Home Éducation Comment les neurosciences transforment les méthodes d’apprentissage : 5 découvertes essentielles pour les enseignants

Comment les neurosciences transforment les méthodes d’apprentissage : 5 découvertes essentielles pour les enseignants

by cms@editor

Il y a à peine vingt ans, les enseignants s’appuyaient principalement sur l’intuition et l’expérience personnelle : certains croyaient aux « styles d’apprentissage » (visuel, auditif et kinesthésique), tandis que d’autres privilégiaient la discipline et la répétition. Aujourd’hui, les neurosciences, grâce à l’IRM, l’électroencéphalographie et les expériences menées sur des élèves, ont bouleversé nombre d’idées reçues. Il s’avère que la théorie populaire des trois types de perception est dénuée de fondement scientifique ; ce sont plutôt des mécanismes totalement différents qui sont à l’œuvre. Des chercheurs français de l’Institut national de la santé et de la recherche médicale (INSERM) ont publié une méta-analyse qui devrait devenir une lecture incontournable pour tous les enseignants – mais ces connaissances tardent à se diffuser dans les établissements scolaires. Découvrons cinq découvertes majeures qui transforment actuellement les salles de classe des meilleurs lycées de Lyon, Marseille et Paris.

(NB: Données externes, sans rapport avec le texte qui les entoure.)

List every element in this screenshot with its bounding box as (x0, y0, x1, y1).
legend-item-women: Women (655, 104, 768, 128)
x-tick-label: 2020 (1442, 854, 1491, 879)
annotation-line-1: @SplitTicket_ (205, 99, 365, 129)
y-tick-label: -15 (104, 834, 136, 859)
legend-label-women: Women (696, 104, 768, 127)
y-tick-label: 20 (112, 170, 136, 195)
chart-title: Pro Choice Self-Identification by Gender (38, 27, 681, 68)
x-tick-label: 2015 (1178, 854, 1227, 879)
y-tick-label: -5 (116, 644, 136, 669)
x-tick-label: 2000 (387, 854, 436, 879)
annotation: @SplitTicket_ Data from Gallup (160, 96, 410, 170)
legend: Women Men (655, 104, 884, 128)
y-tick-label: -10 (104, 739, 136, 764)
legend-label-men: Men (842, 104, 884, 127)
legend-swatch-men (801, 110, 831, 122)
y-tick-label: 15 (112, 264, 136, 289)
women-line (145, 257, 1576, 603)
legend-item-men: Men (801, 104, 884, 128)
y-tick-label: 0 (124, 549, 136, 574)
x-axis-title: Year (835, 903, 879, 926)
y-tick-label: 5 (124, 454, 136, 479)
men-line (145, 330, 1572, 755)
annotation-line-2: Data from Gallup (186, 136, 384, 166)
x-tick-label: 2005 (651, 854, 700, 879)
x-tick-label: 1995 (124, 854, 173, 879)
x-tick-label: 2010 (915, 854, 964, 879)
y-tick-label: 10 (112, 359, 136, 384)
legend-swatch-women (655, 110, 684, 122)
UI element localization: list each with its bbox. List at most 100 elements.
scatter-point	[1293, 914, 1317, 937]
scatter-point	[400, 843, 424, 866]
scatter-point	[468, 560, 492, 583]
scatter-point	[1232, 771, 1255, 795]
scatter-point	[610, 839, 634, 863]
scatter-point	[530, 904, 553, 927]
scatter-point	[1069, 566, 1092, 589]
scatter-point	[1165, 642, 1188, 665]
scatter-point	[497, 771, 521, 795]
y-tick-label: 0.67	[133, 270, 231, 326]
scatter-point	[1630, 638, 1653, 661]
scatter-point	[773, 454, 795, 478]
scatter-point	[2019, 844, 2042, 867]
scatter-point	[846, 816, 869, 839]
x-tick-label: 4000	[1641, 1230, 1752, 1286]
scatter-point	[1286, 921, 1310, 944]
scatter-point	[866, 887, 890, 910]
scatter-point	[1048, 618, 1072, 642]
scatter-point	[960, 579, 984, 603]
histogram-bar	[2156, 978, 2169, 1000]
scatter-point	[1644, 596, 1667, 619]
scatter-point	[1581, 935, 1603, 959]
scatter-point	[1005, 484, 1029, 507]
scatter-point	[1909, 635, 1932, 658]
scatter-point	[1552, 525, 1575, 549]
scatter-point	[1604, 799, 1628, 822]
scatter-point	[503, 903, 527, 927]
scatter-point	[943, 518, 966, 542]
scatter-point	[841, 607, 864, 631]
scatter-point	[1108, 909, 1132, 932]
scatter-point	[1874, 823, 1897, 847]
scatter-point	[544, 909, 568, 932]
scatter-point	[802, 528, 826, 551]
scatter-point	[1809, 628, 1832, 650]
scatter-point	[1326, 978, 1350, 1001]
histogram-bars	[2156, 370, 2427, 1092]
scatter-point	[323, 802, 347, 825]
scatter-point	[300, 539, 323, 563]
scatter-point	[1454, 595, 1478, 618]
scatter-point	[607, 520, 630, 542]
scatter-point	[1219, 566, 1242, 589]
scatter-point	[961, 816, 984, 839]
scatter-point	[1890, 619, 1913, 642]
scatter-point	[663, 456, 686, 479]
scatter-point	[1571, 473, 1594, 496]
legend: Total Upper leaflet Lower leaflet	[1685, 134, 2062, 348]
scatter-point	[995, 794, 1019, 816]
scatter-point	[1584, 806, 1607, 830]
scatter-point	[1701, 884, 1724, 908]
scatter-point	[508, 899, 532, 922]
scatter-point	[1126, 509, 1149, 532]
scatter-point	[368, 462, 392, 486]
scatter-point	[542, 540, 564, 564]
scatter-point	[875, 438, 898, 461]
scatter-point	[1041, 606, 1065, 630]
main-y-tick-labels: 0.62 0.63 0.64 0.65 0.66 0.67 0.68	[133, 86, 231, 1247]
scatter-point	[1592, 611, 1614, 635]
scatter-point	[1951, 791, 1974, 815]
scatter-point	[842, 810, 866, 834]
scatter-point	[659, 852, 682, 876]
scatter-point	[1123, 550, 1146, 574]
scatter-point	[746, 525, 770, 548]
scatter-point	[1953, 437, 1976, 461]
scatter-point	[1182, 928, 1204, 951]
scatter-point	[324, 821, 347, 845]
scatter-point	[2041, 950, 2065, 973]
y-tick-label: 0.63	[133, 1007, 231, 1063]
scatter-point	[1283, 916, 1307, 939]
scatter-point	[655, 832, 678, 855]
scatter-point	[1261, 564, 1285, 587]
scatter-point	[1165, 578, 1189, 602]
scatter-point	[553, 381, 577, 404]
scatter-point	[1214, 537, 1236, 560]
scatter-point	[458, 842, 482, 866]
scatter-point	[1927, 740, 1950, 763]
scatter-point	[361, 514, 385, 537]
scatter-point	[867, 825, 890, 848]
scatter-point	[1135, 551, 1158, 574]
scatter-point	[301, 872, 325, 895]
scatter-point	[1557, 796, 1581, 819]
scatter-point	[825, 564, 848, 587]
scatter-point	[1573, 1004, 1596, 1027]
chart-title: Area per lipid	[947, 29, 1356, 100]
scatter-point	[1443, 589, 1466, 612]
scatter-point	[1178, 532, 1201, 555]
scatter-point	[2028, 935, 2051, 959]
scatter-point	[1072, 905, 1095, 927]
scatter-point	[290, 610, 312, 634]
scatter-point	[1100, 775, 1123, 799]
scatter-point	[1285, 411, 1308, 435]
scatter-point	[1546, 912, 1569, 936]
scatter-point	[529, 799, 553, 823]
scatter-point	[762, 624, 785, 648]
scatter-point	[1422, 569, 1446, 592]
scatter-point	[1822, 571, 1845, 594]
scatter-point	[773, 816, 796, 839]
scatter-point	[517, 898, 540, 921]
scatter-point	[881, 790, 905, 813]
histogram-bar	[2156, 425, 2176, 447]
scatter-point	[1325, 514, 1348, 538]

La première découverte, et peut-être la plus révolutionnaire, est que le cerveau n’apprend que lorsqu’il est confronté à une « difficulté productive ». Si la matière est présentée facilement et sans erreurs, aucune nouvelle connexion ne se forme. Cela signifie que la pratique traditionnelle consistant à donner immédiatement la bonne réponse est néfaste. Les élèves doivent réfléchir, faire des erreurs et expérimenter la dissonance cognitive ; c’est seulement ainsi que les mécanismes de neuroplasticité se mettent en place. Dans les classes expérimentales françaises, les enseignants proposent délibérément des problèmes avec des données manquantes ou plusieurs solutions possibles. Par exemple, en physique : « Cette pierre peut-elle atteindre le bord de la falaise ? Que nous manque-t-il pour obtenir la réponse exacte ?» Cette technique, appelée « échec productif », améliore l’apprentissage de 45 % par rapport à l’explication directe de la solution. Les parents doivent se souvenir : ne corrigez pas immédiatement l’erreur d’un enfant ; laissez-le découvrir lui-même l’incohérence. Le cerveau les en remercie en créant des connexions neuronales solides.

Deuxième découverte : le sommeil et le repos sont essentiels à l’apprentissage. On a longtemps cru que la répétition était la clé de l’apprentissage et que plus on répétait, mieux c’était. Mais il s’avère que sans sommeil lent, pendant lequel l’hippocampe « réécrit » les informations dans le cortex cérébral, tous les efforts sont vains. De plus, les intervalles les plus efficaces pour la répétition ne sont ni toutes les heures ni tous les jours, mais tous les deux soirs. Des neuroscientifiques français ont prouvé que si l’on apprend 20 mots le soir avant de se coucher, on s’en souvient 30 % de plus le lendemain matin que si on les apprend le matin et qu’on les teste le soir. Sachant que les écoliers français dorment en moyenne une heure et demie de moins que le temps de sommeil recommandé, cette découverte prend une importance sociale. Certains lycées ont instauré une « demi-heure de calme » après le déjeuner, pendant laquelle tous les élèves peuvent simplement fermer les yeux ou faire une sieste, et les résultats scolaires ont progressé de 17 % sans aucun cours supplémentaire.